Some 17,000 soldiers and police have been deployed in the Mexican resort city of Acapulco, where there has been widespread looting since a powerful hurricane hit the region.

Videos show people taking food and water from shops, while others walk away with expensive electronic items and clothes from shopping centres.

Thirty-nine people are now known to have died in Hurricane Otis.

Hundreds of thousands of people remain without power and water.

Otis made landfall on the Pacific coast on Wednesday, with winds reaching 165mph (266 km/h).
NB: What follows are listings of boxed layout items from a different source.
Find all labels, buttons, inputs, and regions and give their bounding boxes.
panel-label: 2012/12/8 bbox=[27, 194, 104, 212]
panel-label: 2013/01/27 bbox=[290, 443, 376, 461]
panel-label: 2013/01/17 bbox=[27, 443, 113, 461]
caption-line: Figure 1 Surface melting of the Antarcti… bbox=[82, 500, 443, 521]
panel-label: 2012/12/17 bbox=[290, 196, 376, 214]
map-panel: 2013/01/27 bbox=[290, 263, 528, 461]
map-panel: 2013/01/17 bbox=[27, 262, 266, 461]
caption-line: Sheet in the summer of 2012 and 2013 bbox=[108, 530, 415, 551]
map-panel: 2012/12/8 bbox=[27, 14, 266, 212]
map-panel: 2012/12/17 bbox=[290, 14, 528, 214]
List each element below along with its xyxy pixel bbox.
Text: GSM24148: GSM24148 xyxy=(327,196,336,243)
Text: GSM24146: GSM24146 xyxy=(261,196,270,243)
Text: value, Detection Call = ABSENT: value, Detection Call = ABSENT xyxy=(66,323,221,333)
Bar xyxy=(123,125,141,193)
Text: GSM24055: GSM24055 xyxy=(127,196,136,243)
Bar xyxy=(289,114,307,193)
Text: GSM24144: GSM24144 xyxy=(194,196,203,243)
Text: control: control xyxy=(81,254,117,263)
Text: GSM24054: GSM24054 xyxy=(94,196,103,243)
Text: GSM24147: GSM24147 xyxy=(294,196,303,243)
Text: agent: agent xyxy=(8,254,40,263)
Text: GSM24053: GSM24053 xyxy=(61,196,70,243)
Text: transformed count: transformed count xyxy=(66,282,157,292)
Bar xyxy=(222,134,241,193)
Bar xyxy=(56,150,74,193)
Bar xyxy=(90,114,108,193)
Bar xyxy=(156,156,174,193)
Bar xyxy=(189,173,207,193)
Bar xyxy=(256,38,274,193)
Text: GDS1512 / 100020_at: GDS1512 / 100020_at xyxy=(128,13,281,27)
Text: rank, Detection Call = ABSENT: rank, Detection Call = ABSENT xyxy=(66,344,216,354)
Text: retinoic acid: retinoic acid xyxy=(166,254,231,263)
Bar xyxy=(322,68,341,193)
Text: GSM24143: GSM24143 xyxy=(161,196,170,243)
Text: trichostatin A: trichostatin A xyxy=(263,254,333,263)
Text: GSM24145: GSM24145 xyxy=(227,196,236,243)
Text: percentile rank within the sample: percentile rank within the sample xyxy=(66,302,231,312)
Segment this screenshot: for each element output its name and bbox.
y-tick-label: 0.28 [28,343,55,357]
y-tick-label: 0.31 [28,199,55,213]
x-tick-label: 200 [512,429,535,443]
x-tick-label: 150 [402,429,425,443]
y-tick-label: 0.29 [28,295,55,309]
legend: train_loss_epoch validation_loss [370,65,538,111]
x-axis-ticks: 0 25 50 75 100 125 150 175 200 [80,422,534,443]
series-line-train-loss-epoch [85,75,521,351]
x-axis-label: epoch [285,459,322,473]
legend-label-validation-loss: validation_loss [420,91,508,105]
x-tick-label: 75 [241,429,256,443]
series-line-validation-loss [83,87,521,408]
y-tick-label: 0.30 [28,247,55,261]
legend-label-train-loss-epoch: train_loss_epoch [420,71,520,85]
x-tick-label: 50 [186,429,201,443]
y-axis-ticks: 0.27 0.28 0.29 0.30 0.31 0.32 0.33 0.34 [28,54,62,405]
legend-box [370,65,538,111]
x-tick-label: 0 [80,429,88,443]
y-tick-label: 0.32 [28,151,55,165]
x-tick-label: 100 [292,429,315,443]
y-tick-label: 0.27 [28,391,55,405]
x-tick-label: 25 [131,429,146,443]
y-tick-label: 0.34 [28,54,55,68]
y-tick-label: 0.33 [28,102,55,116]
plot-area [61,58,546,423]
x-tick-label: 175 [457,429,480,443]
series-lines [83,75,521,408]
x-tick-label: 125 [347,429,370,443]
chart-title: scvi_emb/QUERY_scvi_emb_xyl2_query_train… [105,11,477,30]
It had intensified from a tropical storm into a category five hurricane – the most severe category – in just 12 hours.

Acapulco was among the areas worst hit in Mexico, with 80% of the resort’s hotels damaged and streets flooded.

The death toll rose to 39 on Saturday – 29 men and 10 women, the government said, while at least 10 are missing.

Videos have been uploaded to social media showing looting in hard-hit neighbourhoods as food and water supplies run increasingly low.

The main road linking Acapulco to the rest of the country has only now been reopened, allowing the delivery of essential goods to the city.

In the Renacimiento neighbourhood, residents have been left angered by the lack of aid.

“The government hasn’t given us any help, not even hope,” Apolonio Maldonado told Reuters news agency, lifting his feet from the water to show deep red cuts on his shins.

“They haven’t left any food, or even mattresses or cots.”

President Andrés Manuel López Obrador has promised to help rebuild the city, but has accused his political rivals of exaggerating the extent of the looting to discredit his government before next year’s presidential election.

“They circle like vultures, they don’t care about people’s pain, they want to hurt us, for there to have been lots of deaths,” he said in a video uploaded to social media.

Officials say Otis was the most powerful storm to ever hit Mexico’s Pacific coast, leaving a trail of devastation estimated at billions of dollars.